Qu’est-ce que chaque citoyen peut faire concrètement?
Chaque citoyen peut prévenir les employeurs des sanctions qu’ils risquent s’ils ne raccompagnent pas, chez elle, la petite bonne qu’ils emploient. Si l’employeur refuse de la rendre à ses parents, chacun peut prévenir la police afin que la loi soit respectée. En fait, nous lançons une grande campagne de diffusion de l’information sur les peines prévues dans l’article 23 de la loi 19-12. Le htag #Ila_Mahchmnach_Nkhafou et des messages vont être diffusés tous azimuts à travers les réseaux sociaux.
Qu’est-ce qu’un employeur de petite bonne risque désormais?
Il risque une amende de 25.000 à 30.000 dirhams, le double en cas de récidive, soit 50.000 à 60.000 dirhams, en plus d’un à trois mois de prison.

Que faites-vous quand vous sortez une petite bonne d’une maison où elle était employée?
Nous la réintégrons dans sa famille pour qu’elle puisse retourner à l’école. C’est là qu’elle doit être et c’est comme cela qu’elle pourra se préparer un avenir.

Pouvez-vous évoquer brièvement quelques “success stories”?
Insaf a pu sauver plus de 400 petites bonnes La dernière petite fille récupérée avait 8 ans et c’est son instituteur qui nous l’avait signalée.
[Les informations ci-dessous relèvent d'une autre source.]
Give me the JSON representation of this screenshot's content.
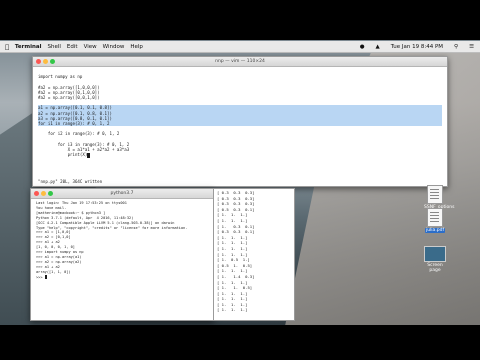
{
  "menubar": {
    "app": "Terminal",
    "items": [
      "Shell",
      "Edit",
      "View",
      "Window",
      "Help"
    ],
    "status": "Tue Jan 19  8:44 PM"
  },
  "editor": {
    "title": "nnp — vim — 110×24",
    "lines": [
      "",
      "import numpy as np",
      "",
      "#a2 = np.array([1,0,0,0])",
      "#a2 = np.array([0,1,0,0])",
      "#a2 = np.array([0,0,1,0])",
      "",
      "a1 = np.array([0.1, 0.1, 0.8])",
      "a2 = np.array([0.1, 0.8, 0.1])",
      "a3 = np.array([0.8, 0.1, 0.1])",
      "for i1 in range(3): # 0, 1, 2",
      "",
      "    for i2 in range(3): # 0, 1, 2",
      "",
      "        for i3 in range(3): # 0, 1, 2",
      "            X = a1*a1 + a2*a2 + a3*a3",
      "            print(X)",
      "",
      "",
      "",
      ""
    ],
    "status": "\"nnp.py\" 20L, 364C written"
  },
  "python_window": {
    "title": "python3.7",
    "lines": [
      "Last login: Thu Jan 19 17:53:25 on ttys001",
      "You have mail.",
      "[matherine@macbook:~ $ python3 ]",
      "Python 3.7.1 (default, Apr  4 2016, 11:48:32)",
      "[GCC 4.2.1 Compatible Apple LLVM 5.1 (clang-503.0.38)] on darwin",
      "Type \"help\", \"copyright\", \"credits\" or \"license\" for more information.",
      ">>> a1 = [1,0,0]",
      ">>> a2 = [0,1,0]",
      ">>> a1 + a2",
      "[1, 0, 0, 0, 1, 0]",
      ">>> import numpy as np",
      ">>> a1 = np.array(a1)",
      ">>> a2 = np.array(a2)",
      ">>> a1 + a2",
      "array([1, 1, 0])",
      ">>> "
    ]
  },
  "output_window": {
    "lines": [
      "[ 0.3  0.3  0.3]",
      "[ 0.3  0.3  0.3]",
      "[ 0.3  0.3  0.3]",
      "[ 0.5  0.3  0.1]",
      "[ 1.  1.  1.]",
      "[ 1.  1.  1.]",
      "[ 1.   0.3  0.1]",
      "[ 0.3  0.3  0.1]",
      "[ 1.  1.  1.]",
      "[ 1.  1.  1.]",
      "[ 1.  1.  1.]",
      "[ 1.  1.  1.]",
      "[ 1.  0.5  1.]",
      "[ 0.5  1.  0.5]",
      "[ 1.  1.  1.]",
      "[ 1.   1.4  0.3]",
      "[ 1.  1.  1.]",
      "[ 1.   1.  0.5]",
      "[ 1.  1.  1.]",
      "[ 1.  1.  1.]",
      "[ 1.  1.  1.]",
      "[ 1.  1.  1.]"
    ]
  },
  "desktop_icons": [
    {
      "label": "SSNF_options"
    },
    {
      "label": "julia.pdf"
    },
    {
      "label": "Screen page"
    }
  ],
  "colors": {
    "selection": "#b9d6f3",
    "close": "#fc5753",
    "minimize": "#fdbc40",
    "zoom": "#33c748"
  }
}
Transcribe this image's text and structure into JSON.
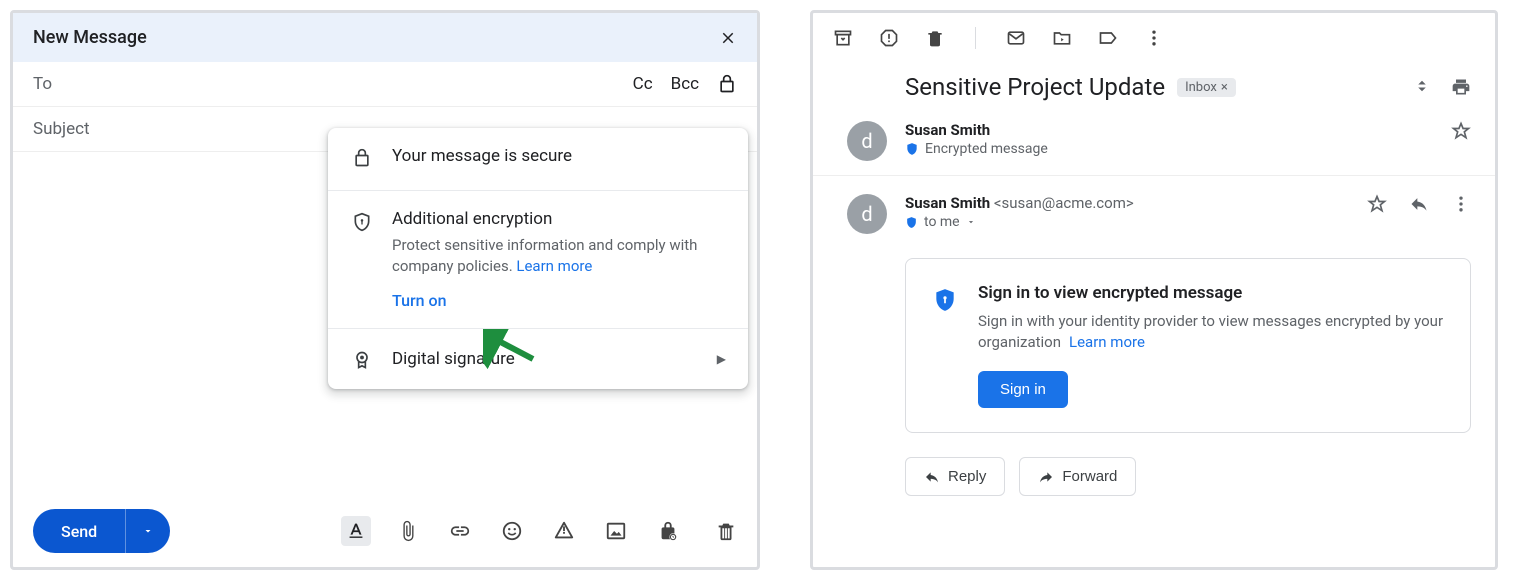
{
  "compose": {
    "title": "New Message",
    "to_label": "To",
    "cc_label": "Cc",
    "bcc_label": "Bcc",
    "subject_placeholder": "Subject",
    "send_label": "Send",
    "popup": {
      "secure_title": "Your message is secure",
      "enc_title": "Additional encryption",
      "enc_desc": "Protect sensitive information and comply with company policies. ",
      "learn_more": "Learn more",
      "turn_on": "Turn on",
      "digital_sig": "Digital signature"
    }
  },
  "reader": {
    "subject": "Sensitive Project Update",
    "chip": "Inbox",
    "sender1_name": "Susan Smith",
    "enc_msg": "Encrypted message",
    "sender2_name": "Susan Smith",
    "sender2_email": "<susan@acme.com>",
    "to_me": "to me",
    "box_title": "Sign in to view encrypted message",
    "box_desc": "Sign in with your identity provider to view messages encrypted by your organization",
    "box_learn": "Learn  more",
    "signin": "Sign in",
    "reply": "Reply",
    "forward": "Forward"
  }
}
Elle est maintenant chez elle et part tous les jours à l’école. Le programme Insaf que j’ai créé en 2002 était basé sur le retour dans la famille de la petite bonne et nous avons aidé ces familles en versant chaque mois 250 dirhams et en achetant des fournitures scolaires.
S’il le faut, nous prenons en charge la mise à niveau des fillettes en leur donnant des cours de soutien. Et quand elles arrivent au collège, nous les plaçons dans des foyers. La prise en charge dure plus de 10 ans.

Quelles sont les entités qui se sont déjà engagées à transmettre l’article 23?
Des banques comme la BMCI, la Société Générale et le Crédit du Maroc ont accepté de demander à leurs collaborateurs de transférer le htag et le message d’information à leurs amis personnels via les réseaux sociaux.
Nous sommes en train de finaliser l’accord avec d’autres banques, avec l’ONEE et avec d’autres grandes entités privées et publiques.
A titre d’exemple, nous attendons la réponse du Secrétaire Général du Ministère de l’Education Nationale pour pouvoir toucher 300.000 fonctionnaires. D’autres ministères suivront. Des réseaux d’associations sont prêts à nous servir de relais.
Avec l’engagement de toutes et tous, ce sont des milliers de petites bonnes que nous pouvons libérer.

 

Faites partie de la chaîne
#Ila_Mahchmnach_Nkhafou
Faites passer le message :
Selon la loi 19-12, article 23, employer une petite bonne mineure est passible de prison.
Informons les employeurs et libérons des milliers de petites filles d’un travail illégal.